S'il est une personne qui a compté dans la carrière de Charles Aránguiz, c'est l'entraîneur Mariana Sandoval, qui se trouve être aussi sa mère. Elle l'a persuadé de reprendre l'entraînement quand il a voulu arrêter de jouer à l'adolescence. Le Chili et le Bayern Leverkusen, son club actuel, y auraient perdu un milieu talentueux, habile dans la récupération, la distribution et la passe, et doué du sens du but.

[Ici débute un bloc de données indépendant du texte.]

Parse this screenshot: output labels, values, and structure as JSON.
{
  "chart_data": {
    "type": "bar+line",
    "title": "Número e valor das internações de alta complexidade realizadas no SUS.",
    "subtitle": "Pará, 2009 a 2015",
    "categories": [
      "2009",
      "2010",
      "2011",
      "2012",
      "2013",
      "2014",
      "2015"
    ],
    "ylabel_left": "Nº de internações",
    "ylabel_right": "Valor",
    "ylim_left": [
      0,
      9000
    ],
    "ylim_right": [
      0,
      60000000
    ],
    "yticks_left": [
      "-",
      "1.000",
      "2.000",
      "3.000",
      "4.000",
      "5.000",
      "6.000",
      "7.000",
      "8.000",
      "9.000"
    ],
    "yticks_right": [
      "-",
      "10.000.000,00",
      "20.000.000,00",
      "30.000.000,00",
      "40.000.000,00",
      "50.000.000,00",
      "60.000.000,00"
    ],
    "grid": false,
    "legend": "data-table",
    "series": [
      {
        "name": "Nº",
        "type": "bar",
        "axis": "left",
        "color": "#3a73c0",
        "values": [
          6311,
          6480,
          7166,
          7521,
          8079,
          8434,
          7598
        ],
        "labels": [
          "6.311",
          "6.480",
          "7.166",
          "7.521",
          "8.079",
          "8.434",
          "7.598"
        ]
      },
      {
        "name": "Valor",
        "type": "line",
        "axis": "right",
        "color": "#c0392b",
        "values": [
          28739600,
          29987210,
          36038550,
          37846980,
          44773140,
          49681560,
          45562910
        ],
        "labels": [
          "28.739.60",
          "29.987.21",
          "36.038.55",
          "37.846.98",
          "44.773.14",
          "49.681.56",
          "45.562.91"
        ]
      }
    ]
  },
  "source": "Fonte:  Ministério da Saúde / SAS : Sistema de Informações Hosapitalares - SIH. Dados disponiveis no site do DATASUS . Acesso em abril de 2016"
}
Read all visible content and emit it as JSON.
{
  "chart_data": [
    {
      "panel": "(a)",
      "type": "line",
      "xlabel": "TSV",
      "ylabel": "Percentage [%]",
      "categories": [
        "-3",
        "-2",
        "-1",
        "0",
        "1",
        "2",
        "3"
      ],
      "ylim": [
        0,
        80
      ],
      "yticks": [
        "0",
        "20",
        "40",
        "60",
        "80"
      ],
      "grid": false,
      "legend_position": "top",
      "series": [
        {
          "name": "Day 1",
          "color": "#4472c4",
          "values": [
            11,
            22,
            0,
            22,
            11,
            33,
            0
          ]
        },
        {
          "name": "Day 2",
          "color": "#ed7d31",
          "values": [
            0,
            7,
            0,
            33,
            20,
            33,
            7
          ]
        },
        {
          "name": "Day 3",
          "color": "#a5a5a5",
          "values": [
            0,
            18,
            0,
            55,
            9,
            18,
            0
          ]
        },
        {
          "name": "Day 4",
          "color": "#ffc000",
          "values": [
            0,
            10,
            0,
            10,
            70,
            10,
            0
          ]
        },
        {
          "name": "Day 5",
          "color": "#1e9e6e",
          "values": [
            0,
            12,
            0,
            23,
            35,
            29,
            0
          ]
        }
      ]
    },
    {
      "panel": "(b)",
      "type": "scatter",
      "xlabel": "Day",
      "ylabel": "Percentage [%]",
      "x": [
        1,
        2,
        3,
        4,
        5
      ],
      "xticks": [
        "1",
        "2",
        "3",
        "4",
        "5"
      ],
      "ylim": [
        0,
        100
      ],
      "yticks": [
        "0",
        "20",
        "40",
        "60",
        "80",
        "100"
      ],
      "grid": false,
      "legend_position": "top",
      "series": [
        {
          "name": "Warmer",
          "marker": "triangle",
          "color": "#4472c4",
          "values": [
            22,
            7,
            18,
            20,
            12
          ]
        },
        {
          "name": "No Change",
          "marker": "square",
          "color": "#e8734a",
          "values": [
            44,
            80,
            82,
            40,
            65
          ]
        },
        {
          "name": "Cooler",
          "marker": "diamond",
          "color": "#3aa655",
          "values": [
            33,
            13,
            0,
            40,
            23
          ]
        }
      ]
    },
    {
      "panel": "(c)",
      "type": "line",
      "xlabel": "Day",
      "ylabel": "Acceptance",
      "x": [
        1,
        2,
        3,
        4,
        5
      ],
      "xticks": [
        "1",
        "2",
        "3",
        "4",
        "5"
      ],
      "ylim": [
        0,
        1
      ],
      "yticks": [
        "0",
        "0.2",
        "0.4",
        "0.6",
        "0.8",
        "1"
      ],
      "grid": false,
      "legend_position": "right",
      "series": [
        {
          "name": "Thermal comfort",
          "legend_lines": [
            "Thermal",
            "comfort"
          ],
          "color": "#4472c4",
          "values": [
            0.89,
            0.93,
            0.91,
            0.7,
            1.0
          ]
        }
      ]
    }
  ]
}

Il a fait ses débuts en première division à 16 ans à Cobreloa. Il a ensuite évolué sous les couleurs de Cobresal, Colo Colo et Quilmes (Argentine) avant de rejoindre l'Universidad de Chile en 2011. Il s'y est épanoui sous la direction de Jorge Sampaoli et a gagné quatre titres. Marcelo Bielsa l'a lancé en sélection senior en 2009, mais ne l'a pas retenu pour Afrique du Sud 2010. Claudio Borghi l'a utilisé par intermittence au poste d'ailier. Repositionné dans l'entrejeu à l'arrivée de Sampaoli, il s'est montré déterminant sur la route du Brésil, où il a disputé les quatre matches de son pays et marqué un but.

Affûté par son passage à l'Internacional Porto Alegre, il a été l'un des acteurs phares des conquêtes de la Copa América 2015 puis, à son retour d'une grave blessure, de la Copa América Centenario 2016, cette fois sous la houlette de Juan Pizzi qui en a fait un titulaire.